Paradoxalement, il y a également une interprétation qui se développe en Turquie plus favorable à la démocratie et au respect des droits de l’homme. Lorsqu’Abdullah Gul, le président de la Turquie a rendu visite pour la première fois en Arménie pour une rencontre amicale entre les deux pays en 2008, beaucoup de commentateurs l’avaient interprété comme une manœuvre pour éviter que le Congrès des USA ne reconnaisse le génocide Un tel scepticisme pouvait se comprendre jusqu’à un certain point. Il y avait cependant une vague de fond qui se développai dans le pays. Cette vague est apparue à la surface au cours d’une démonstration historique en 2007 lorsque des centaines de milliers de Turcs sont descendus dans la rue pour protester contre l’assassinat de Hrant Dink. Ils scandaient ’nous sommes tous des Arméniens, nous sommes tous des Hrant Dink’. De même, dans un registre différent, Erdogan, le premier ministre turc, a dénoncé la longue histoire des politiques d’assimilation en Turquie. Et ce qui est non moins significatif, c’est qu’il l’ait fait au cours de sa campagne pour les dernières élections, avec l’idée qu’une telle stratégie accroîtrait sa popularité au sein de l’électorat. Après une victoire écrasante, il a aussi fait des excuses pour le massacre de Dersim qui coûta la vie à des milliers de Zazas en 1937-1938.
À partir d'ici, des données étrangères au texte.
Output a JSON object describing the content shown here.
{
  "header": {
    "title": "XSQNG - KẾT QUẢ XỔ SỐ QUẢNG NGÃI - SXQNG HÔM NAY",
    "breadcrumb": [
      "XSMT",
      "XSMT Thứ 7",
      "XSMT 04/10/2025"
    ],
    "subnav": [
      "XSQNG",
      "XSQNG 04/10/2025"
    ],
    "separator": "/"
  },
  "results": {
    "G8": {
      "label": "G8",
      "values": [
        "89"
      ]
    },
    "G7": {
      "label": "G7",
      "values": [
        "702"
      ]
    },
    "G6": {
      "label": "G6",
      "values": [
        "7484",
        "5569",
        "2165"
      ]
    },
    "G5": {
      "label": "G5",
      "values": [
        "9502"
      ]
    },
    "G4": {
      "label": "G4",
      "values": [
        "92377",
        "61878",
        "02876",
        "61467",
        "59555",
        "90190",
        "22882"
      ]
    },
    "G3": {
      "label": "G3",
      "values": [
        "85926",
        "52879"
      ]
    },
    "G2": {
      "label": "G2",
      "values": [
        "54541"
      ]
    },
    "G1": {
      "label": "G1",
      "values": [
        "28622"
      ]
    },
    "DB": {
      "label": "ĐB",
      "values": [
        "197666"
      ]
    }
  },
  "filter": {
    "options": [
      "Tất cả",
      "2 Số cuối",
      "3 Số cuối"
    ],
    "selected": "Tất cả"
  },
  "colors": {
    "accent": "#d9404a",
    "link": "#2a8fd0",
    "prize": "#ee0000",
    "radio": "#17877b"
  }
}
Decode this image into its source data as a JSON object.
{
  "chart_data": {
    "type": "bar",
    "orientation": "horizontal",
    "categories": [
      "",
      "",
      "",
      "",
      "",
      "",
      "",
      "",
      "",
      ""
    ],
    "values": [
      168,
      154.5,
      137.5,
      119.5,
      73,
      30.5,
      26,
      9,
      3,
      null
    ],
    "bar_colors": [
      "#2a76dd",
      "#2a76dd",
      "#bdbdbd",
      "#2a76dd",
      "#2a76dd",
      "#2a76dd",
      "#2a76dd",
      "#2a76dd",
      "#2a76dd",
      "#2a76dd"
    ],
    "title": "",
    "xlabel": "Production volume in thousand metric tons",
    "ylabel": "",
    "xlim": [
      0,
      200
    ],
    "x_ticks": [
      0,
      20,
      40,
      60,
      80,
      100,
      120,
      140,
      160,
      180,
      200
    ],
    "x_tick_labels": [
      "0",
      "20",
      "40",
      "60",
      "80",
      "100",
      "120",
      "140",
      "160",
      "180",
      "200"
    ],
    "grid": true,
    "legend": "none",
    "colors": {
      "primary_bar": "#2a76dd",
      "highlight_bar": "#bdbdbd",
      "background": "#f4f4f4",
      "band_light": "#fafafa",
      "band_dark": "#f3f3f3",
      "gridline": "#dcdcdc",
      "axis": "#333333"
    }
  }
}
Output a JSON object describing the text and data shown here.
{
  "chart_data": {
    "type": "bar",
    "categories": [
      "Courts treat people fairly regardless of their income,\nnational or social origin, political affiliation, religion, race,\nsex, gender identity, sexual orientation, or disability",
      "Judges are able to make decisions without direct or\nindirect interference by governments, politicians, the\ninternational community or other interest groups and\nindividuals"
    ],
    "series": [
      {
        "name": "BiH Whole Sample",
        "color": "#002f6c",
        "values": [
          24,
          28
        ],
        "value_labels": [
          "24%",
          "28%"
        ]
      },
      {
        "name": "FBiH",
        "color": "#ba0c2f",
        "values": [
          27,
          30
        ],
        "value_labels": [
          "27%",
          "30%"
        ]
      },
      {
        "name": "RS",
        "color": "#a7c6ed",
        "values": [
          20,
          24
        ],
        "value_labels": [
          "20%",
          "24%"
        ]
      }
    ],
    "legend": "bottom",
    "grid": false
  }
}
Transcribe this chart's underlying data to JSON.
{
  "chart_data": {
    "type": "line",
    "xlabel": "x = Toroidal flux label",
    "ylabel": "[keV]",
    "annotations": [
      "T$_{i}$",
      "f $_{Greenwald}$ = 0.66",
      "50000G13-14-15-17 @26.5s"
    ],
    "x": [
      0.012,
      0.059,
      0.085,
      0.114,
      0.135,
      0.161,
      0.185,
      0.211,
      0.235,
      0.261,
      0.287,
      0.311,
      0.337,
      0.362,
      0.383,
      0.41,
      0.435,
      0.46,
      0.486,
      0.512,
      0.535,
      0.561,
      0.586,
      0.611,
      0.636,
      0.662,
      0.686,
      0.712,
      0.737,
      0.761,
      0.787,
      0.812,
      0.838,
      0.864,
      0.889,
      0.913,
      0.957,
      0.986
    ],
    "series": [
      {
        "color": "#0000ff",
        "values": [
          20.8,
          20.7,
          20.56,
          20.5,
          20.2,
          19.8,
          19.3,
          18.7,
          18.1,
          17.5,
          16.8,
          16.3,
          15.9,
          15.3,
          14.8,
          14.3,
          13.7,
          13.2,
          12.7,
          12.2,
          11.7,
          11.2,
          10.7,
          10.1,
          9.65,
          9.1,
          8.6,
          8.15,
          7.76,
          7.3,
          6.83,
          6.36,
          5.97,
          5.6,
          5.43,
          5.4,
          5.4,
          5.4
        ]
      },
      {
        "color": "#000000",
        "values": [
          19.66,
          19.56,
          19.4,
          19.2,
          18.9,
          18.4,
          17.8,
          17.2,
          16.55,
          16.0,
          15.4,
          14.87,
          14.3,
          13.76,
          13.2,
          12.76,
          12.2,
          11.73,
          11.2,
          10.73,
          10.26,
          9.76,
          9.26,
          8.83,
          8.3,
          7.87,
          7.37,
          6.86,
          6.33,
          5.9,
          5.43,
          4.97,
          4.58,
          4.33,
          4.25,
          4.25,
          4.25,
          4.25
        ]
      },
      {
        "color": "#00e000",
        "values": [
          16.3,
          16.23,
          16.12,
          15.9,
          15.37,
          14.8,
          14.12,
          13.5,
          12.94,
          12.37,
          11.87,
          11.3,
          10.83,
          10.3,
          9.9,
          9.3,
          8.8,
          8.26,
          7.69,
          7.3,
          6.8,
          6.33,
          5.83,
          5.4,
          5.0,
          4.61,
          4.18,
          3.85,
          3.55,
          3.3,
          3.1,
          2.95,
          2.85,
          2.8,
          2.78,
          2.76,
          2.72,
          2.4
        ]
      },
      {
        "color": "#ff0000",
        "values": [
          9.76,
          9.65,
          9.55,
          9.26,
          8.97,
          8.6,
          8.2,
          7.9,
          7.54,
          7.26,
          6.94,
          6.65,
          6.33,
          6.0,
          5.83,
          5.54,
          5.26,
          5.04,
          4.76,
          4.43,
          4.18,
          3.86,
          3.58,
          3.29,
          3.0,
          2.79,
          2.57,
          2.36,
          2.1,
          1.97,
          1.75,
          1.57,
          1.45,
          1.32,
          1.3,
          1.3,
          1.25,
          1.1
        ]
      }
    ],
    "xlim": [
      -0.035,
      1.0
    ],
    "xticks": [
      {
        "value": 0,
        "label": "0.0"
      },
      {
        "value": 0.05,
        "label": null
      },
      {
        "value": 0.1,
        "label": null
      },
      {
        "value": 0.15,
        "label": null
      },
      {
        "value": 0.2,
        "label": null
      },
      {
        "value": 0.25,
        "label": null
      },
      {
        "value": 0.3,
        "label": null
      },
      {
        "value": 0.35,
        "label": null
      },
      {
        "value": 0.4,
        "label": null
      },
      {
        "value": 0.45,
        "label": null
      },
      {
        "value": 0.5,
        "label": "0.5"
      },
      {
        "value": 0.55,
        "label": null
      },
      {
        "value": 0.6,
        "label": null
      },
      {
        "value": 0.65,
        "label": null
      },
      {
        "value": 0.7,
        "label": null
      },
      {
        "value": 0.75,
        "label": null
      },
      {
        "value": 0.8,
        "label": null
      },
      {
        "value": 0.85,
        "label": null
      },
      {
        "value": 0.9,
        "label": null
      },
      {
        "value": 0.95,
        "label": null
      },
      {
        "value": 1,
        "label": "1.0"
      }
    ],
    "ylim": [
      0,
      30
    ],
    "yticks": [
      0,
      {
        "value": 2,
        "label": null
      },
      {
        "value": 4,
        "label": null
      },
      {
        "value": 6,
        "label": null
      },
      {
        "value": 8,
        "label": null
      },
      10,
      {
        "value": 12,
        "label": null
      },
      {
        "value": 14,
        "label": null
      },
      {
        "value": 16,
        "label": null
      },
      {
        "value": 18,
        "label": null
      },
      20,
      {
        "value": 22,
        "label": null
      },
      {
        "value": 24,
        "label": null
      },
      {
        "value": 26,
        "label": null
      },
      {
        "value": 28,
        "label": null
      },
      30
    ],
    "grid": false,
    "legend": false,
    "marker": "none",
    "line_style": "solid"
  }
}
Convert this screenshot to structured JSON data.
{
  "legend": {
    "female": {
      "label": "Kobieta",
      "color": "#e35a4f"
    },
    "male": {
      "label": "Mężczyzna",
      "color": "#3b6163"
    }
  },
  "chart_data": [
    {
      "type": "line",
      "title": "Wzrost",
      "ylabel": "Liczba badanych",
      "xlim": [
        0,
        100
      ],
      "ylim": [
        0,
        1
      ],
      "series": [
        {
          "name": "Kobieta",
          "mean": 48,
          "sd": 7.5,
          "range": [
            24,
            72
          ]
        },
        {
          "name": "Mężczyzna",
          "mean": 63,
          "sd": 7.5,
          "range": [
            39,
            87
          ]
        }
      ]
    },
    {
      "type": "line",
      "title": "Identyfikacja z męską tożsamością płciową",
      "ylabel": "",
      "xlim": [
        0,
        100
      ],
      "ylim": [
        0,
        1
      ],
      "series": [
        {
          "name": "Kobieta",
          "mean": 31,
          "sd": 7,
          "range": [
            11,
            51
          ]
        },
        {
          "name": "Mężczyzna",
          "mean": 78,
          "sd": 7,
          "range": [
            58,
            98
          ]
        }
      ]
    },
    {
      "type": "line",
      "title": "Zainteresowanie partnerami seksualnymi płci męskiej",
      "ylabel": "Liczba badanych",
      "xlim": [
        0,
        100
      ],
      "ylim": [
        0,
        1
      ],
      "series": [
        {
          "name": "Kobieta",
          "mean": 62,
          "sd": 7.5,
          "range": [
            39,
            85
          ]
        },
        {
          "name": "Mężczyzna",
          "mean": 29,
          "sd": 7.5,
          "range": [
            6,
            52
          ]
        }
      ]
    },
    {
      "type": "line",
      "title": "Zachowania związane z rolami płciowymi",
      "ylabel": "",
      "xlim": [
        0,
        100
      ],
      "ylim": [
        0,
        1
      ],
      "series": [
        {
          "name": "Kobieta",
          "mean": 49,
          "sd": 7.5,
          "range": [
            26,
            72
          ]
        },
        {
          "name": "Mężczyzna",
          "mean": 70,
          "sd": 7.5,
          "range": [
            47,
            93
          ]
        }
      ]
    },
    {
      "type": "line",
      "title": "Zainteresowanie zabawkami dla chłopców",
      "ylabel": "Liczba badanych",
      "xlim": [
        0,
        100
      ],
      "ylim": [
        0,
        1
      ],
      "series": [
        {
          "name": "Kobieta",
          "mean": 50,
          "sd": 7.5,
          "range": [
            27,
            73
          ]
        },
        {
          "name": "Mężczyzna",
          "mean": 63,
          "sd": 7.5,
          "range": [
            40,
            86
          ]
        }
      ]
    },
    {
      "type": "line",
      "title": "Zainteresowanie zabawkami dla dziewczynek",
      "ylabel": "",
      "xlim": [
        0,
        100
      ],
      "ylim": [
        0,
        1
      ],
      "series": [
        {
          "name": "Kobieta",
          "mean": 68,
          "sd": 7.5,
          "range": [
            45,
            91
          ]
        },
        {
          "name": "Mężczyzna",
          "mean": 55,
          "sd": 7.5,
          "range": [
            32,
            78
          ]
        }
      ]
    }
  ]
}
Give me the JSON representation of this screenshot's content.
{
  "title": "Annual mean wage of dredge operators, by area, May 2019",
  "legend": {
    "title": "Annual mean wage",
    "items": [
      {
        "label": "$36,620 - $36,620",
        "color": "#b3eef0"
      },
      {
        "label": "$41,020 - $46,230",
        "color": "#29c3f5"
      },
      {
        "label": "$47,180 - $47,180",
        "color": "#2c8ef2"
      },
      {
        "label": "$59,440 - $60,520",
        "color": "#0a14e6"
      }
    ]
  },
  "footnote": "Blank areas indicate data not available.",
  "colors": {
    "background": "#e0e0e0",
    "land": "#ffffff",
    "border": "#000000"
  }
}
Le premier ministre turc ne dit aucun mot de regret aux Arméniens. Et les milieux bourgeois de gauche ne retiennent pas leur souffle dans la perspective d’ un tel geste étant donné que le mot ’génocide’ est toujours tabou en Turquie. Cependant, un examen plus approfondi des événements politiques devrait révéler une grande lame de fond. Il y a une levée de ce qu’on pourrai appeler ’les nationalismes non-turcs’. Par opposition au nationalisme conventionnel, les nationalistes non-turcs soutiennent qu’il y a une tension entre le turquisme et les intérêts nationaux. Les intellectuels de ce courant de pensée, par exemple, sont d’avis que l’intérêt de la Turquie serait de faire face à son histoire avec ses hauts et ses bas, comme l’ont fait beaucoup d’autres pays. De tels intermédiaires soutiennent que ’nous devrions commencer à parler des excuses aux Arméniens’. Un éditorialiste en vue a récemment déclaré sur ce point qu’’indépendamment de ce qui s’est passé et de la façon dont cela s’est passé, des millions d’Arméniens ont disparu, et ces disparitions en elles-mêmes constituent un génocide’. A la surprise de beaucoup d’observateurs, il n’a pas été arrêté pour cette remarque. De tels commentateurs ont aussi commencé à critiquer le sentiment officiel qu’accepter le génocide déclencherait les revendications de biens et de terres par les Arméniens. Ils soulignent de façon pragmatique les opportunités potentielles d’investissement des Arméniens de la diaspora, spécialement dans les provinces industriellement sous-développées de l’est de l’Anatolie.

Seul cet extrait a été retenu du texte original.